Our efforts to control health care costs have failed. We must now acknowledge that rising costs are driven largely by technological advances in saving lives. These advances are welcome, but they are expensive nonetheless.

Mankiw is wrong once again. Rising health care costs are due to the AMA having so much political clout and limiting the number of doctors and medical schools. It is also due to government favoring non-profit hospitals and helping out HMO's which obscure prices from consumers. This is why prices have skyrocketed, and I have proven it in many posts in this very blog.

The economics guru then goes on to say that these problems could have been avoided if we only had taxed ourselves. This is nonsense. The reason that we are in this mess is because spending has not been controlled and estimations for the cost of programs have been far off. Just take a look at this chart.

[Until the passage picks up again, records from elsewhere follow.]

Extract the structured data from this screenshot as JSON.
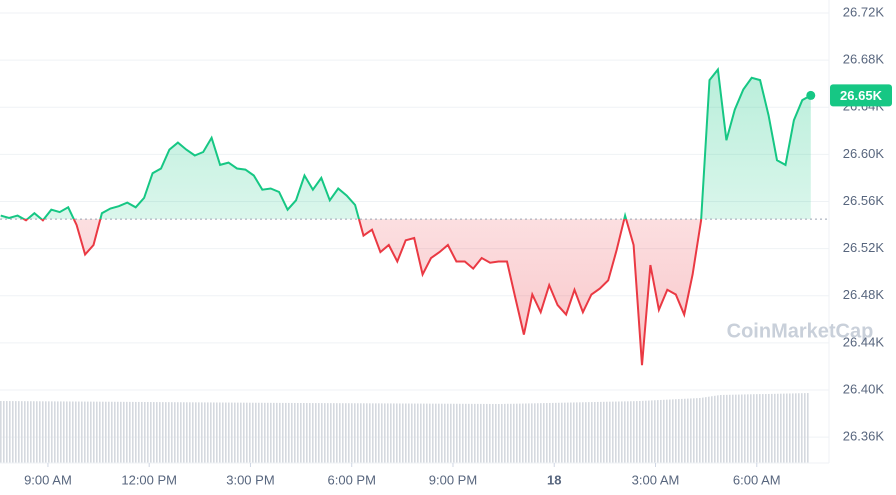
{
  "chart_data": {
    "type": "line",
    "x": [
      7.6,
      7.85,
      8.1,
      8.35,
      8.6,
      8.85,
      9.1,
      9.35,
      9.6,
      9.85,
      10.1,
      10.35,
      10.6,
      10.85,
      11.1,
      11.35,
      11.6,
      11.85,
      12.1,
      12.35,
      12.6,
      12.85,
      13.1,
      13.35,
      13.6,
      13.85,
      14.1,
      14.35,
      14.6,
      14.85,
      15.1,
      15.35,
      15.6,
      15.85,
      16.1,
      16.35,
      16.6,
      16.85,
      17.1,
      17.35,
      17.6,
      17.85,
      18.1,
      18.35,
      18.6,
      18.85,
      19.1,
      19.35,
      19.6,
      19.85,
      20.1,
      20.35,
      20.6,
      20.85,
      21.1,
      21.35,
      21.6,
      21.85,
      22.1,
      22.35,
      22.6,
      22.85,
      23.1,
      23.35,
      23.6,
      23.85,
      24.1,
      24.35,
      24.6,
      24.85,
      25.1,
      25.35,
      25.6,
      25.85,
      26.1,
      26.35,
      26.6,
      26.85,
      27.1,
      27.35,
      27.6,
      27.85,
      28.1,
      28.35,
      28.6,
      28.85,
      29.1,
      29.35,
      29.6,
      29.85,
      30.1,
      30.35,
      30.6,
      30.85,
      31.1,
      31.35,
      31.6
    ],
    "values": [
      26548,
      26546,
      26548,
      26544,
      26550,
      26544,
      26553,
      26551,
      26555,
      26540,
      26515,
      26523,
      26550,
      26554,
      26556,
      26559,
      26555,
      26563,
      26584,
      26588,
      26604,
      26610,
      26604,
      26599,
      26602,
      26614,
      26591,
      26593,
      26588,
      26587,
      26582,
      26570,
      26571,
      26568,
      26553,
      26561,
      26582,
      26570,
      26580,
      26561,
      26571,
      26565,
      26557,
      26531,
      26536,
      26517,
      26523,
      26509,
      26527,
      26529,
      26498,
      26512,
      26517,
      26523,
      26509,
      26509,
      26503,
      26512,
      26508,
      26509,
      26509,
      26478,
      26447,
      26481,
      26466,
      26489,
      26472,
      26464,
      26485,
      26466,
      26481,
      26486,
      26493,
      26519,
      26548,
      26523,
      26421,
      26506,
      26468,
      26485,
      26481,
      26464,
      26498,
      26544,
      26663,
      26672,
      26612,
      26638,
      26655,
      26665,
      26663,
      26633,
      26595,
      26591,
      26629,
      26646,
      26650
    ],
    "baseline": 26545,
    "up_color": "#16c784",
    "down_color": "#ea3943",
    "current_label": "26.65K",
    "watermark": "CoinMarketCap",
    "xlim": [
      7.58,
      32.14
    ],
    "xticks": [
      {
        "value": 9,
        "label": "9:00 AM"
      },
      {
        "value": 12,
        "label": "12:00 PM"
      },
      {
        "value": 15,
        "label": "3:00 PM"
      },
      {
        "value": 18,
        "label": "6:00 PM"
      },
      {
        "value": 21,
        "label": "9:00 PM"
      },
      {
        "value": 24,
        "label": "18"
      },
      {
        "value": 27,
        "label": "3:00 AM"
      },
      {
        "value": 30,
        "label": "6:00 AM"
      }
    ],
    "ylim": [
      26338,
      26731
    ],
    "yticks": [
      {
        "value": 26360,
        "label": "26.36K"
      },
      {
        "value": 26400,
        "label": "26.40K"
      },
      {
        "value": 26440,
        "label": "26.44K"
      },
      {
        "value": 26480,
        "label": "26.48K"
      },
      {
        "value": 26520,
        "label": "26.52K"
      },
      {
        "value": 26560,
        "label": "26.56K"
      },
      {
        "value": 26600,
        "label": "26.60K"
      },
      {
        "value": 26640,
        "label": "26.64K"
      },
      {
        "value": 26680,
        "label": "26.68K"
      },
      {
        "value": 26720,
        "label": "26.72K"
      }
    ],
    "grid": true
  }
}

But at least Mankiw sees the problem and is honest about it. Bond markets are now viewing treasury notes with distrust. People are losing confidence in the ability to pay back all of the debt that it has. At least he sees the problem, though he cannot correctly identify the source of it. He does not want to blame past administrations and the impossible promises of past generations.

As for his solutions, Mankiw mentions cutting higher income groups out of social security. While I would also do this, I just want to see the whole program eliminated entirely. People can save for their own retirement and private charity can fill the void. He also mentions limiting Medicare and Medicaid. This is also a good idea, but again I would rather see these programs completely eliminated. He then attacks subsidies, which while a good idea, is a very small part of the overall program.

After saying all this, he has to ruin it by saying that we need to raise taxes on all but the poorest Americans. This is funny though, because in his own blog he mentions that raising taxes will not bring in as much revenue as expected. Furthermore, he has also shown that despite higher tax rates in Europe, that the US and Europe basically get the same revenue per capita. Is this political pandering to the American left? It sure seems like it because he is plainly self-contradictory.

And then the real killer; he says that we should raise gas taxes by $2 per gallon. If he wants to limit traffic, then congestion pricing would be much more effective. If he wants to raise revenues, I do not see how this would work because such a tax would cripple the economy such that any gains would be offset by decreases in oil consumption.

He then says that we should have faced up to the problem long ago. But this is funny, as what he proposes would not even fix the problem. His cuts are not enough and his tax increases would not bring in any more revenue. We need to be real. Social Security has to face deep cuts as do the other social safety net programs. Once we start doing that and paying down the debt will we finally see a reduction in our national debt. Mankiw, like most other people, does not want to face this reality.


  1. Excellent post and I have to speak to your point about the AMA. You hit the nail on the head, it would be incredibly easy for the AMA to support the construction of new medical schools, but the hoops a school has to go through in order to get certified are tremendous. The AMA is almost a country club that is by invitation only. Yet there is an obvious impending shortage of doctors in the near future.

    As to social security thank you for your education on the matter. Keep up the great blogging!

  2. Where do people buy these degrees in economics. I'm thinking I might like to buy one.

  3. Public universities are great. Resurrect some old fallacy debunked a century ago by real economists and you can get your Ph.D. How else do you explain Paul Krugman?

    Thank you for the kind words J. Pope.